Brytyjski Sąd Opiekuńczy orzekł, że kobieta, która po zakażeniu koronawirusem doznała trwałych uszkodzeń mózgu oraz paraliżu od szyi w dół, może zostać odłączona od aparatury podtrzymującej życie – podały w sobotę brytyjskie media.
Lekarze ze szpitala Addenbrooke’s w Cambridge stwierdzili, że należy zakończyć terapię podtrzymującą życie, ale jej rodzina nie zgodziła się z tym. 50-letnia kobieta trafiła do szpitala jako nagły przypadek pod koniec 2020 roku i została podłączona do respiratora.
Podczas rozprawy lekarze powiedzieli, że jest to „najbardziej skomplikowany” na świecie przypadek powikłań w efekcie Covid-19. Wskazali, że nie ma nic, co mogliby zrobić, aby „jakikolwiek aspekt jej stanu był lepszy”, a terapia podtrzymująca życie tylko przedłuża jej cierpienie. Uważają, że pozostały jej miesiące życia, a przeniesienie jej na oddział opieki paliatywnej umożliwiłoby jej spokojną śmierć bez niepokoju.

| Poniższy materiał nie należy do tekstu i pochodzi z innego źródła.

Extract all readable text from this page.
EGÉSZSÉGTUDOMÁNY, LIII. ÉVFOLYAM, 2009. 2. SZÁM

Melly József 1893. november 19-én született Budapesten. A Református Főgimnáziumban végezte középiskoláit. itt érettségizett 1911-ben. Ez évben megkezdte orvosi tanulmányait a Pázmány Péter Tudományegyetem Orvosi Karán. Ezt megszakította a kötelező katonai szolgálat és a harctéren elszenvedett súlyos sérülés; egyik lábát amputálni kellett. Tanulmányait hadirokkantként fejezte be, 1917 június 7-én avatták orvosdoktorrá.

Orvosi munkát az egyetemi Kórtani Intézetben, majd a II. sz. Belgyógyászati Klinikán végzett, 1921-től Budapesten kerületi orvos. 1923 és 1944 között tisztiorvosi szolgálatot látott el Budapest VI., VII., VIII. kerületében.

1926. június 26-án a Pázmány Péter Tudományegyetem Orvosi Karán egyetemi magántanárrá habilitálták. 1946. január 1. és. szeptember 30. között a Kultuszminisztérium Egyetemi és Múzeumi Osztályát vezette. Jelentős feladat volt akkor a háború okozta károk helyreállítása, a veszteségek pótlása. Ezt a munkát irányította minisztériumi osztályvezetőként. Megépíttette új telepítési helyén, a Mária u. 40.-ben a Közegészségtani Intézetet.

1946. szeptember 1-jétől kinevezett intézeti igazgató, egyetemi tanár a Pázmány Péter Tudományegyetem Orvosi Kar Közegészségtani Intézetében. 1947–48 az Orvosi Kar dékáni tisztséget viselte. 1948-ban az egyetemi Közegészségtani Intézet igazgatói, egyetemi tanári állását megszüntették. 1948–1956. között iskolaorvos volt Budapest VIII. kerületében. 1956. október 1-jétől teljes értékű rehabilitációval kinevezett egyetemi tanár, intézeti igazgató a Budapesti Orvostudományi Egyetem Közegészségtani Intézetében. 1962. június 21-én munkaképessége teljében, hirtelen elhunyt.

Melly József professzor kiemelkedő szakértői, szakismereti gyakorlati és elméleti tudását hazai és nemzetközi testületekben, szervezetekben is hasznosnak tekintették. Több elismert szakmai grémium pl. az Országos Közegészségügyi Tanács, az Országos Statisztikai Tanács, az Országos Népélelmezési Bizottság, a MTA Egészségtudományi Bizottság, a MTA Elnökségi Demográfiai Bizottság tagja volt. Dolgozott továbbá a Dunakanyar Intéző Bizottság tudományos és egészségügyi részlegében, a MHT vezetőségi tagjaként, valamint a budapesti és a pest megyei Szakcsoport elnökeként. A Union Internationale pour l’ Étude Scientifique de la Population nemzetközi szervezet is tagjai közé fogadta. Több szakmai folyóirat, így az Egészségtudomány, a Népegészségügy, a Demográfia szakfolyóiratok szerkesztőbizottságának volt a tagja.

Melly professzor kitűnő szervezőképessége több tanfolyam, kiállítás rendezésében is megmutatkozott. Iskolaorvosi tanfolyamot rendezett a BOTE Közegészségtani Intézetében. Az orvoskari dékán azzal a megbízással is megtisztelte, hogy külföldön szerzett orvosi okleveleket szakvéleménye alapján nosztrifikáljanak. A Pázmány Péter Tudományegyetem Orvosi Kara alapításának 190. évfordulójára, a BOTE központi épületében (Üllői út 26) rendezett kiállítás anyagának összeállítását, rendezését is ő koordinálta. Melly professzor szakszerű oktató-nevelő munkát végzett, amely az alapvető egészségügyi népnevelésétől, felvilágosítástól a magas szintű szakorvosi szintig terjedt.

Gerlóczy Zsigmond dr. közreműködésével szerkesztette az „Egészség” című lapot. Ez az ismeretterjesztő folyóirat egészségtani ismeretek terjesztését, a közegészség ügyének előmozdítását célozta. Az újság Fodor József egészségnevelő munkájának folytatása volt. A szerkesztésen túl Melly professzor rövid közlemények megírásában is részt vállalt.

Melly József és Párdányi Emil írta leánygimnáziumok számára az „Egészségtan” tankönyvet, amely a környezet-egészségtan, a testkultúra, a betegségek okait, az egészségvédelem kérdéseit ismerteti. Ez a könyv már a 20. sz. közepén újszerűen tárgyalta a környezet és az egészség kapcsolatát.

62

Prawnicy rodziny kobiety wskazywali natomiast, że choć „nie ma bezpośredniego zapisu” na temat tego, jaka byłaby jej wola, ale miała ona „silne przekonania religijne”. Rodzina kobiety twierdziła, że „nie chciałaby ona zakończyć swojego życia w ten sposób”, ponieważ w jej opinii byłoby to „równoznaczne z samobójstwem”.
W wydanym w piątek wyroku sędzia Sądu Opiekuńczego przyznał rację lekarzom i orzekł, że terapia podtrzymująca życie powinna zakończyć się do końca października.